2018-01-08 Thread Torsten Bögershausen
On Mon, Jan 08, 2018 at 03:38:48PM +0100, Lars Schneider wrote:
[]
> > Some comments:
> > 
> > I would like to have the CRLF conversion a little bit more strict -
> > many users tend to set core.autocrlf=true or write "* text=auto"
> > in the .gitattributes.
> > Reading all the effort about BOM markers and UTF-16LE, I think there
> > should ne some effort to make the line endings round trip.
> > Therefore I changed convert.c to demand that the "text" attribute
> > is set to enable CRLF conversions.
> > (If I had submitted the patch, I would have demanded
> > "text eol=lf" or "text eol=crlf", but the test case t0028 indicates
> > that there is a demand to produce line endings as configured in core.eol)
> 
> But wouldn't that be inconvenient for the users? E.g. if I add a UTF-16
> file on Windows with CRLF then it would be nice if Git would automatically
> convert the line endings to LF on Linux, no?
> 
> IOW: Why should we handle text files that have a defined checkout-encoding
> differently compared to UTF-8 encoded text files? Wouldn't that be unexpected
> to the user?
> 
> Thanks,
> Lars

The problem is, if user A has core.autocrlf=true and user B
core.autocrlf=false.
(The line endings don't show up as expected at user B)

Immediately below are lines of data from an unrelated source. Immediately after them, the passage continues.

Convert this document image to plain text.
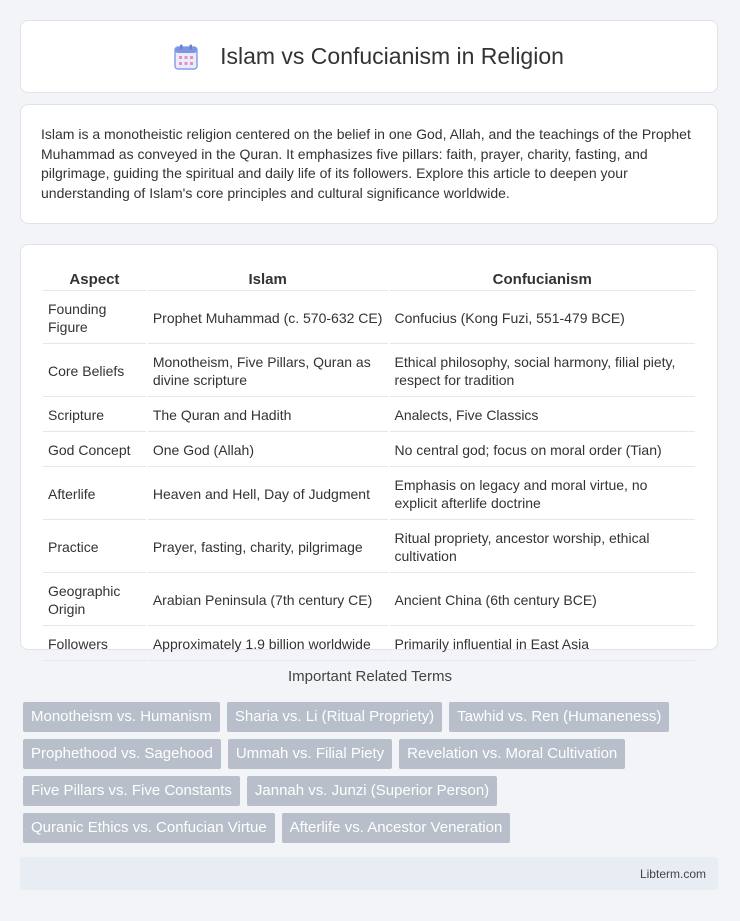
Islam vs Confucianism in Religion

Islam is a monotheistic religion centered on the belief in one God, Allah, and the teachings of the Prophet Muhammad as conveyed in the Quran. It emphasizes five pillars: faith, prayer, charity, fasting, and pilgrimage, guiding the spiritual and daily life of its followers. Explore this article to deepen your understanding of Islam's core principles and cultural significance worldwide.

Aspect	Islam	Confucianism
Founding Figure	Prophet Muhammad (c. 570-632 CE)	Confucius (Kong Fuzi, 551-479 BCE)
Core Beliefs	Monotheism, Five Pillars, Quran as divine scripture	Ethical philosophy, social harmony, filial piety, respect for tradition
Scripture	The Quran and Hadith	Analects, Five Classics
God Concept	One God (Allah)	No central god; focus on moral order (Tian)
Afterlife	Heaven and Hell, Day of Judgment	Emphasis on legacy and moral virtue, no explicit afterlife doctrine
Practice	Prayer, fasting, charity, pilgrimage	Ritual propriety, ancestor worship, ethical cultivation
Geographic Origin	Arabian Peninsula (7th century CE)	Ancient China (6th century BCE)
Followers	Approximately 1.9 billion worldwide	Primarily influential in East Asia
Important Related Terms
Monotheism vs. Humanism	Sharia vs. Li (Ritual Propriety)	Tawhid vs. Ren (Humaneness)
Prophethood vs. Sagehood	Ummah vs. Filial Piety	Revelation vs. Moral Cultivation
Five Pillars vs. Five Constants	Jannah vs. Junzi (Superior Person)
Quranic Ethics vs. Confucian Virtue	Afterlife vs. Ancestor Veneration
Libterm.com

Having said that in all shortness, you convinced me:
If text=auto, we care about line endings.
If text,  we care about line endings.

If the .gitattributes don't say anything about text,
we don't convert eol.
(In other words: we don't look at core.autocrlf, when checkout-encoding
is defined)

A new branch is push to github/tboegi




Re: [PATCH v3 0/7] convert: add support for different encodings

2018-01-08 Thread Lars Schneider

> On 07 Jan 2018, at 10:38, Torsten Bögershausen  wrote:
> 
> On Sat, Jan 06, 2018 at 01:48:01AM +0100, lars.schnei...@autodesk.com wrote:
>> From: Lars Schneider 
>> 
>> Hi,
>> 
>> Patches 1-5 and 6 are helper functions and preparation.
>> Patch 6 is the actual change.
>> 
>> I am still torn between "checkout-encoding" and "working-tree-encoding"
>> as attribute name. I am happy to hear arguments for/against one or the
>> other.
> 
> checkout-encoding is probably misleading, as it is even the checkin-encoding.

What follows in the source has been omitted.